Le 1er disque Astrée consacré à des pièces du Second Livre inaugurait la collection alors créée par Michel Bernstein : "Defence & Illustration de la Musique Françoise" : tout un programme... Avant même "Tous les Matins du Monde", Savall recréait en effet un art musical dont il venait à peine de découvrir toutes les potentialités grâce à une basse de viole française du XVIIème siècle qu'une comtesse lui avait confié. Depuis, Savall a donc quitté Astrée et fondé son propre label, Alia Vox, pour lequel il a re-enregistré toutes les pièces, augmentées de nombreux nouveaux numéros.
Faudra-t-il dès lors comparer les mérites respectifs des premiers accompagnateurs de Savall, les désormais illustres Tom Koopman, Christophe Coin et Hopkinson Smith avec ceux de Pierre Hantai, Philippe Pierlot et Rolf Lislevand ? Voire ceux des différentes prises de son ? Sans doute un peu, et le pouvoir de mémoire sera probablement le plus fort et le lustre de l'héritage particulièrement pertinent. Pourtant, plus intéressant est peut-être de comparer les programmes. Pour ne citer que deux exemples, ce n'est qu'en 2006 que Savall a enregistré l'intégrale de la Suite d'un Gout Etranger tirée du Livre IV. On ne trouvera donc que des extraits dans ce coffret. Pour le Livre Second, la suite en si mineur figure dans les deux programmes mais Alia Vox substituait en 2003 la Suite en Mi Mineur aux voix humaines et Folies d'Espagne.

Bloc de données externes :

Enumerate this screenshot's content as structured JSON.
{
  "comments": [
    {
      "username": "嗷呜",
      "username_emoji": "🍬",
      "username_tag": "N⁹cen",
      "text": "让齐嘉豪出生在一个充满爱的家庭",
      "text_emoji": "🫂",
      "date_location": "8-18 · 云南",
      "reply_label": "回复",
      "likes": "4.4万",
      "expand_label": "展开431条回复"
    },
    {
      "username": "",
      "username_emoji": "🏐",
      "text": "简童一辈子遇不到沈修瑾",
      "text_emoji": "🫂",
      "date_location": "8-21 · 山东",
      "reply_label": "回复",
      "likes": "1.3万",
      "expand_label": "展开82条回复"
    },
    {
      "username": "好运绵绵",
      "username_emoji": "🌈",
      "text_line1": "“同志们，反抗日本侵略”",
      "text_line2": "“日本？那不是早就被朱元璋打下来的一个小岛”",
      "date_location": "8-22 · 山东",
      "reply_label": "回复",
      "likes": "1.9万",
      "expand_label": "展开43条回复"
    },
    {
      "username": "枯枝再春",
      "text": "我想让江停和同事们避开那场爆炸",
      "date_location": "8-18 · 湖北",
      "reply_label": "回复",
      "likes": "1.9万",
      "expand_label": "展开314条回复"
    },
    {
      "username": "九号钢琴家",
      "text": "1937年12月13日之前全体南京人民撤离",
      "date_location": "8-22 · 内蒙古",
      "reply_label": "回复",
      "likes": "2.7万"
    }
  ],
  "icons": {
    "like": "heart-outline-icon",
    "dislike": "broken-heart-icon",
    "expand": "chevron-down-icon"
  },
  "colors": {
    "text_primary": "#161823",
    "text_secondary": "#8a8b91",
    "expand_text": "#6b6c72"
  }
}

Ces considérations ne doivent cependant pas masquer l'essentiel : cette réédition s'impose comme une évidence à tous ceux qui voudraient redécouvrir le miracle Jordi Savall-Marin Marais dans des conditions sonores que le commentateur précédent a bien raison de décrire comme déjà optimales, remastérisation SACD ou non. Mais si parler ici de "son" n'est pas si incongru, Savall nous ayant fait aussi redécouvrir celui de la viole de gambe française, c'est bien l'esprit d'un siècle et l'âme d'une musique que Savall défend aujourd'hui encore avec un pouvoir de recréation qui a définitivement gagné nos coeurs.
Le prix attractif de cette réédition, en regard des programmes Alia Vox postérieurs, et ce en dépit de minutages plutôt courts, n'est pas non plus à négliger.